Stattdessen rückt Frankreichs finanzielle Lage verstärkt in den Fokus der EU-Behörden. Laut dem französischen Statistikamt INSEE betrug das öffentliche Defizit Frankreichs im Jahr 2024 169,7 Milliarden Euro, was 5,8 Prozent des Bruttoinlandsprodukts entspricht. Damit liegt es weit über der im EU-Stabilitätspakt festgelegten Grenze von 3 Prozent. Dies führte zur Wiedereinleitung des Verfahrens bei einem übermäßigen Defizit gegen Frankreich im Juli 2024.
Im Zuge dieser Entwicklung veröffentlichte die französische Regierung im Oktober 2024 einen mittelfristigen Haushalts- und Strukturplan, den sie im April 2025 aktualisierte. Die Ziele sind ein Defizit von 3,0 Prozent bis 2030 und ein Schuldenhöchststand von 121,7 Prozent des BIP im Jahr 2029, erreicht durch Haushaltsanpassungen, sprich Einsparungen in Höhe von 110 Milliarden Euro bis 2029.
In diesem Kontext sind die geplanten Haushaltskürzungen von 44 Milliarden Euro für das Jahr 2026 zu sehen, welche der damalige Premierminister François Bayrou umzusetzen versuchte. Zudem hatte die Kommission zugestimmt, die Zielsetzung zur Reduzierung des Defizits auf maximal 3 Prozent vom Jahr 2027 auf 2029 zu verschieben, wodurch finanzielle Sanktionen vorübergehend ausgesetzt wurden. Das Damoklesschwert der möglichen Strafen schwebt jedoch weiterhin über Frankreich.
Die Zunahme sozialer Bewegungen – mit beispiellosen Demonstrationen und Streiks, zuletzt am 18. September und einer anstehenden weiteren Mobilisierung für den 2. Oktober – trägt nicht gerade zur Beruhigung der europäischen Partner Frankreichs bei. Die andauernden Proteste könnten sich angesichts der großen Unzufriedenheit in der Arbeitswelt sogar noch intensivieren.

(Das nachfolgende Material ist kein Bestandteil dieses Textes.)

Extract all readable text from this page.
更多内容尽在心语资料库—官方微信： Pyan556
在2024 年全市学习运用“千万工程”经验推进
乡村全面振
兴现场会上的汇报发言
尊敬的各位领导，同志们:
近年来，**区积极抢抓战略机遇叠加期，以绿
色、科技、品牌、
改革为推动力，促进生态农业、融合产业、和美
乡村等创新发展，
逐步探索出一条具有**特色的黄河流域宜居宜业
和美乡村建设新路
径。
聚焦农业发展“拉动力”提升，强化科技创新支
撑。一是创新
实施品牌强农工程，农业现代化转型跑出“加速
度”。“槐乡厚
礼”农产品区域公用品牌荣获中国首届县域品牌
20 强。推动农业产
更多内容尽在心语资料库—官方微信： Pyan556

Diese Unzufriedenheit richtet sich vor allem gegen die erwartete Verschärfung der Sparpolitik und die damit einhergehende Verschlechterung öffentlicher Dienstleistungen, sowie gegen den drastischen Kaufkraftverlust für Millionen Arbeitnehmer, die zunehmend Schwierigkeiten haben, finanziell über die Runden zu kommen. Die Lage ist besonders brisant, da der am 9. September ernannte neue Premierminister bisher keine Regierung bilden konnte und starkem Druck der Straße ausgesetzt ist.

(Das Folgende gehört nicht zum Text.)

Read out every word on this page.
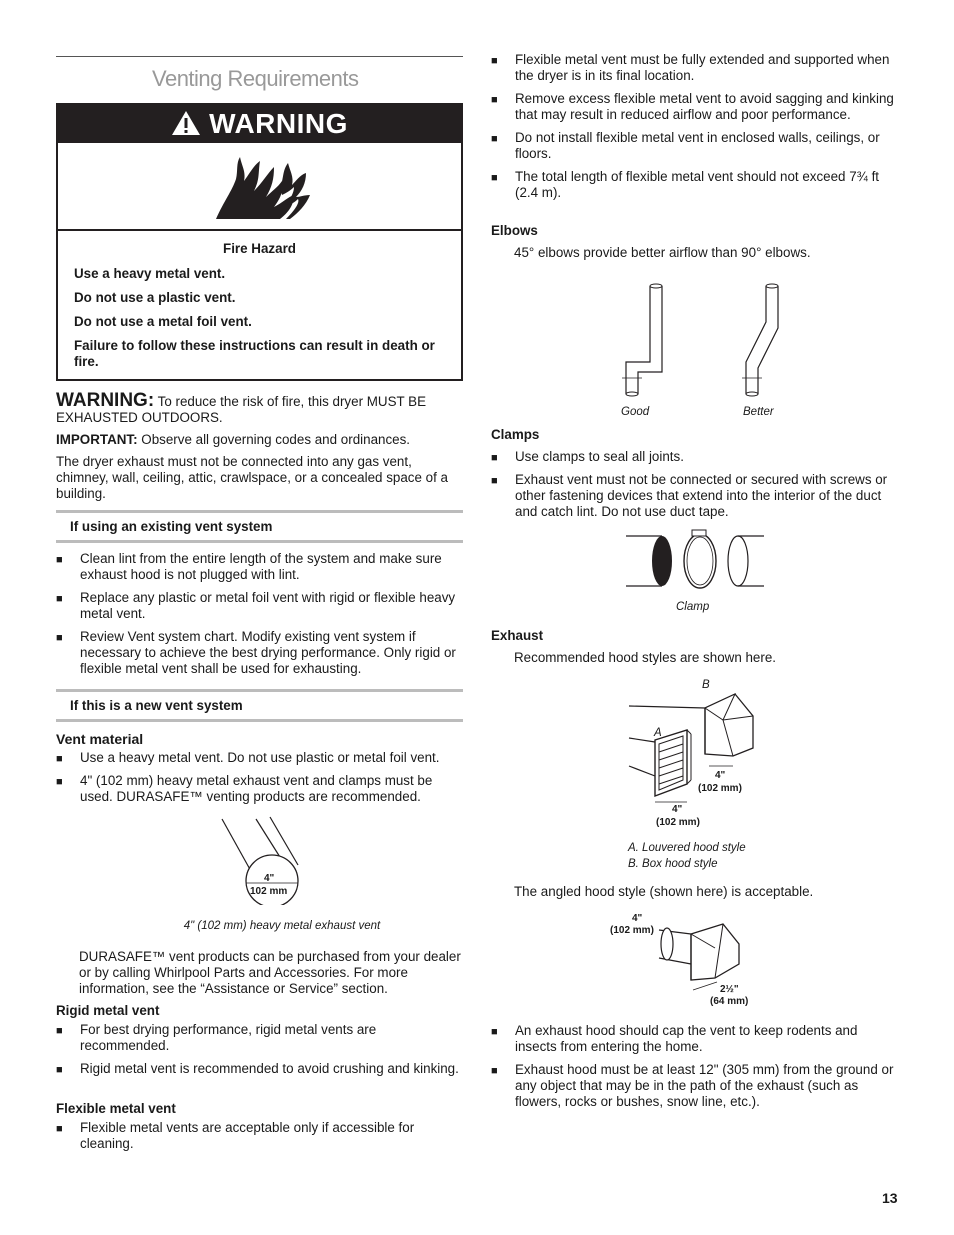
Venting Requirements
WARNING
Fire Hazard

Use a heavy metal vent.

Do not use a plastic vent.

Do not use a metal foil vent.

Failure to follow these instructions can result in death or fire.

WARNING: To reduce the risk of fire, this dryer MUST BE EXHAUSTED OUTDOORS.

IMPORTANT: Observe all governing codes and ordinances.

The dryer exhaust must not be connected into any gas vent, chimney, wall, ceiling, attic, crawlspace, or a concealed space of a building.

If using an existing vent system
■ Clean lint from the entire length of the system and make sure exhaust hood is not plugged with lint.
■ Replace any plastic or metal foil vent with rigid or flexible heavy metal vent.
■ Review Vent system chart. Modify existing vent system if necessary to achieve the best drying performance. Only rigid or flexible metal vent shall be used for exhausting.
If this is a new vent system
Vent material
■ Use a heavy metal vent. Do not use plastic or metal foil vent.
■ 4" (102 mm) heavy metal exhaust vent and clamps must be used. DURASAFE™ venting products are recommended.
4"
102 mm
4" (102 mm) heavy metal exhaust vent
DURASAFE™ vent products can be purchased from your dealer or by calling Whirlpool Parts and Accessories. For more information, see the “Assistance or Service” section.
Rigid metal vent
■ For best drying performance, rigid metal vents are recommended.
■ Rigid metal vent is recommended to avoid crushing and kinking.
Flexible metal vent
■ Flexible metal vents are acceptable only if accessible for cleaning.
■ Flexible metal vent must be fully extended and supported when the dryer is in its final location.
■ Remove excess flexible metal vent to avoid sagging and kinking that may result in reduced airflow and poor performance.
■ Do not install flexible metal vent in enclosed walls, ceilings, or floors.
■ The total length of flexible metal vent should not exceed 7¾ ft (2.4 m).
Elbows
45° elbows provide better airflow than 90° elbows.
Good	Better
Clamps
■ Use clamps to seal all joints.
■ Exhaust vent must not be connected or secured with screws or other fastening devices that extend into the interior of the duct and catch lint. Do not use duct tape.
Clamp
Exhaust
Recommended hood styles are shown here.
B
A
4"
(102 mm)
4"
(102 mm)
A. Louvered hood style
B. Box hood style
The angled hood style (shown here) is acceptable.
4"
(102 mm)
2½"
(64 mm)
■ An exhaust hood should cap the vent to keep rodents and insects from entering the home.
■ Exhaust hood must be at least 12" (305 mm) from the ground or any object that may be in the path of the exhaust (such as flowers, rocks or bushes, snow line, etc.).
13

In Brüssel werden diese Entwicklungen mit großer Besorgnis aufgenommen, insbesondere die politische Instabilität in Frankreich. Seit der Wiederwahl von Emmanuel Macron im Jahr 2022 hatte das Land bereits fünf verschiedene Regierungschefs und die parlamentarische Mehrheit ist seit der Auflösung im Juni 2024 unklar. Die politische Lage ist besonders problematisch, da Frankreich die zweitgrößte Volkswirtschaft der EU und eines ihrer Gründungsmitglieder ist.
Die anfängliche Begeisterung für Macrons pro-europäische Haltung ist stark gesunken, seine Wiederwahl im Jahr 2022 erfolgte hauptsächlich aufgrund des entgegengestellten Schreckgespensts Marine Le Pen. Selbst die Ernennung von Michel Barnier zum Premierminister, der als pro-europäisch gilt, hat nicht zur Stabilisierung beigetragen, da er bei der Verabschiedung eines Haushaltsplans scheiterte.

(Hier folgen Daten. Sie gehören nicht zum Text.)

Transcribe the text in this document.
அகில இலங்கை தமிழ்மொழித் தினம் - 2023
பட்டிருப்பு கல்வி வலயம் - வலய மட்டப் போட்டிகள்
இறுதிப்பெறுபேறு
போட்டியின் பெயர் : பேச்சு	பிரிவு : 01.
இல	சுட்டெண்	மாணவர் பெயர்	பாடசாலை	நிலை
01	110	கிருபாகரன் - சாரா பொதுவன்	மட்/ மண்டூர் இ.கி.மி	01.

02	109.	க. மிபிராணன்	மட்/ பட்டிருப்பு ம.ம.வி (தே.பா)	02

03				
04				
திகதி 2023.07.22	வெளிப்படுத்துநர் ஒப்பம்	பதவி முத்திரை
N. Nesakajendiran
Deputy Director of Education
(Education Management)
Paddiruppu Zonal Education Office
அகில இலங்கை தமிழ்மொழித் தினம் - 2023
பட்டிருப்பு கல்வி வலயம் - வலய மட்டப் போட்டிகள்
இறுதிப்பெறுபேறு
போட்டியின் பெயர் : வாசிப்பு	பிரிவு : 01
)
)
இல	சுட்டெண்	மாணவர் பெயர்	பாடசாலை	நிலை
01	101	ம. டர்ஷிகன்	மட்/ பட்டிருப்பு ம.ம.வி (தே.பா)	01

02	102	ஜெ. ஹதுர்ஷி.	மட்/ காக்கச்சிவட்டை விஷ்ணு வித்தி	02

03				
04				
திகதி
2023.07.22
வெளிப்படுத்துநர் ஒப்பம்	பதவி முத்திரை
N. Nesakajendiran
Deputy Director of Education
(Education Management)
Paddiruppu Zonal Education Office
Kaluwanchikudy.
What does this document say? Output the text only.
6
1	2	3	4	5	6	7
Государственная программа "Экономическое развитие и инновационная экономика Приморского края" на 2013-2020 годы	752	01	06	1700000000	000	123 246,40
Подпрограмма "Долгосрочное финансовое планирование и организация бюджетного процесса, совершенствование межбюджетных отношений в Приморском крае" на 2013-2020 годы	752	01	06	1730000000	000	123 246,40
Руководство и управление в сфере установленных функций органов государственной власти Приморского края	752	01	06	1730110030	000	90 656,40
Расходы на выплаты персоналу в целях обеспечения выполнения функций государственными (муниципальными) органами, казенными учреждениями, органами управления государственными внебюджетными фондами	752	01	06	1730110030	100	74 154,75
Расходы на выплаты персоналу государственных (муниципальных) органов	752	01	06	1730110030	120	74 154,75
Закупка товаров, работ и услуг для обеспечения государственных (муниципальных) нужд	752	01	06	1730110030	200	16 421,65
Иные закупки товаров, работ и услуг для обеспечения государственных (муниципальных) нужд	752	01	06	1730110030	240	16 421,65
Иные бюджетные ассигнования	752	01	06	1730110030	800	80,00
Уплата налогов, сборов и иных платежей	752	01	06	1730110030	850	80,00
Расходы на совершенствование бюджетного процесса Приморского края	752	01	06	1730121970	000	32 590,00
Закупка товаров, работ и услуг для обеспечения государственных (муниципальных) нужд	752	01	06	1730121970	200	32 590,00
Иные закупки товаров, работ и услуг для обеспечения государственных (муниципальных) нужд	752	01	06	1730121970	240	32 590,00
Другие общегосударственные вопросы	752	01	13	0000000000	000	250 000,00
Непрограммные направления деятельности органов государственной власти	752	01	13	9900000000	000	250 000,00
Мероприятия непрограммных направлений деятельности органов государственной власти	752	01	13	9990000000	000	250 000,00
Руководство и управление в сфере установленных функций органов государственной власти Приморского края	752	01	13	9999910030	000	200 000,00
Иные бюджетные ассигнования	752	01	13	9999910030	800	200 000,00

Nachfolger François Bayrou, ein langjähriger Verfechter der europäischen Integration, musste seine europaskeptische Rhetorik mäßigen, obwohl er zunächst eine Senkung des französischen Beitrags zum EU-Haushalt gefordert hatte. Diese Forderung, auch von einigen als “populistisch” angesehen, zeigt die wachsende Unbeliebtheit der europäischen Integration.
Angesichts der bevorstehenden Präsidentschaftswahlen im Frühjahr 2027 bevorzugen es viele Politiker nun, sich in Bezug auf Europa zurückzuhalten. Ein hochrangiger Beamter in Brüssel drückte kürzlich sein Unbehagen darüber aus und wurde von Le Monde zitiert:
“Es herrscht in Paris eine solche Stimmung, dass selbst Anhänger des Zentrums gegen die EU vorgehen, was hier große Sorgen bereitet.”